Abstracts
Abstract
The traditional packaging of electronic learning — the learning management system (LMS) — is progressively being regarded as a hindrance to effective online learning. Its design, functionality, complexity, price, and value are being questioned. A new generation of Web-based tools and approaches is evolving that are better suited to meet the need for dynamic online learning content, interaction, collaboration, and networking. Whereas traditional LMS approaches traditionally tend to relegate students to the role of passive recipients of information, these new tools and collaborative approaches allow learners to take proactive control of their own learning. This paper will discuss how the LMS has affected the design and delivery of e-learning, and the emerging technologies that are better suited to current learning and performance needs.
“All in all it was just a brick in the wall. All in all it was all just bricks in the wall.” (Pink Floyd, November 30, 1979)

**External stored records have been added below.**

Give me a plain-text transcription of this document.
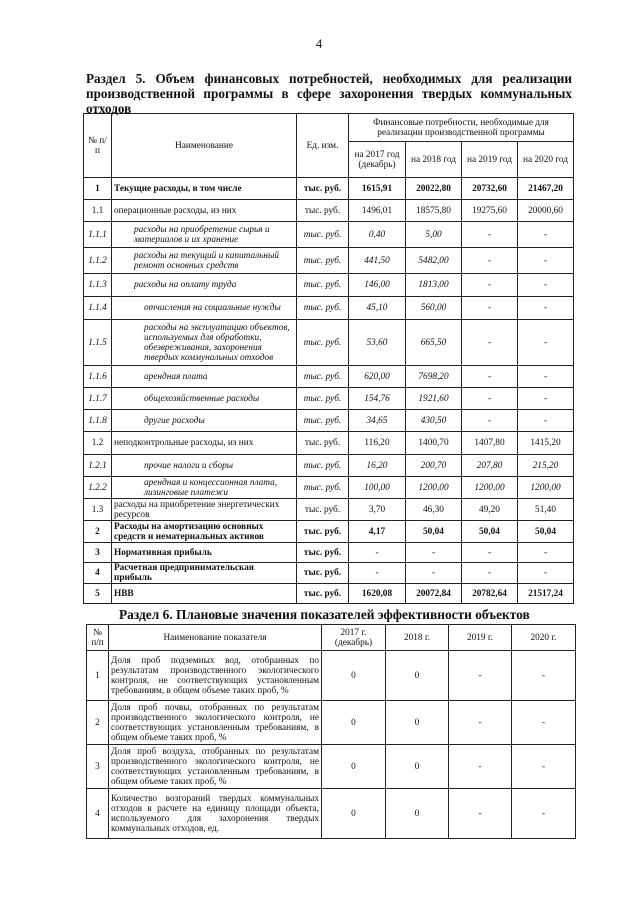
4
Раздел 5. Объем финансовых потребностей, необходимых для реализации производственной программы в сфере захоронения твердых коммунальных отходов
№ п/п	Наименование	Ед. изм.	Финансовые потребности, необходимые для реализации производственной программы			
			на 2017 год (декабрь)	на 2018 год	на 2019 год	на 2020 год
1	Текущие расходы, в том числе	тыс. руб.	1615,91	20022,80	20732,60	21467,20
1.1	операционные расходы, из них	тыс. руб.	1496,01	18575,80	19275,60	20000,60
1.1.1	расходы на приобретение сырья и материалов и их хранение	тыс. руб.	0,40	5,00	-	-
1.1.2	расходы на текущий и капитальный ремонт основных средств	тыс. руб.	441,50	5482,00	-	-
1.1.3	расходы на оплату труда	тыс. руб.	146,00	1813,00	-	-
1.1.4	отчисления на социальные нужды	тыс. руб.	45,10	560,00	-	-
1.1.5	расходы на эксплуатацию объектов, используемых для обработки, обезвреживания, захоронения твердых коммунальных отходов	тыс. руб.	53,60	665,50	-	-
1.1.6	арендная плата	тыс. руб.	620,00	7698,20	-	-
1.1.7	общехозяйственные расходы	тыс. руб.	154,76	1921,60	-	-
1.1.8	другие расходы	тыс. руб.	34,65	430,50	-	-
1.2	неподконтрольные расходы, из них	тыс. руб.	116,20	1400,70	1407,80	1415,20
1.2.1	прочие налоги и сборы	тыс. руб.	16,20	200,70	207,80	215,20
1.2.2	арендная и концессионная плата, лизинговые платежи	тыс. руб.	100,00	1200,00	1200,00	1200,00
1.3	расходы на приобретение энергетических ресурсов	тыс. руб.	3,70	46,30	49,20	51,40
2	Расходы на амортизацию основных средств и нематериальных активов	тыс. руб.	4,17	50,04	50,04	50,04
3	Нормативная прибыль	тыс. руб.	-	-	-	-
4	Расчетная предпринимательская прибыль	тыс. руб.	-	-	-	-
5	НВВ	тыс. руб.	1620,08	20072,84	20782,64	21517,24
Раздел 6. Плановые значения показателей эффективности объектов
№ п/п	Наименование показателя	2017 г. (декабрь)	2018 г.	2019 г.	2020 г.
1	Доля проб подземных вод, отобранных по результатам производственного экологического контроля, не соответствующих установленным требованиям, в общем объеме таких проб, %	0	0	-	-
2	Доля проб почвы, отобранных по результатам производственного экологического контроля, не соответствующих установленным требованиям, в общем объеме таких проб, %	0	0	-	-
3	Доля проб воздуха, отобранных по результатам производственного экологического контроля, не соответствующих установленным требованиям, в общем объеме таких проб, %	0	0	-	-
4	Количество возгораний твердых коммунальных отходов в расчете на единицу площади объекта, используемого для захоронения твердых коммунальных отходов, ед.	0	0	-	-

The Internet is independent of device (hardware or platform), distance, and time, and is well-suited for open, flexible, and distributed learning. Yet traditional online, distributed learning methods are anything but flexible, open, or dynamic. What went wrong? Parkin (2004a, b) believes that we failed to appreciate that the Internet is a vehicle for connecting people with each other. We implemented LMS methods that imposed bureaucratic control, diminished learner empowerment, and delivered static information. “In a world hurtling toward distributed internetworking, e-learning was still based on a library-like central-repository concept.” Parkin suggests it is time to explore the true promise of e-learning, and to rework our ideas about how learning should be designed, delivered, and received. It is time to stop letting the LMS vendors tell us how to design learning. It is time to stop the tail from wagging the dog.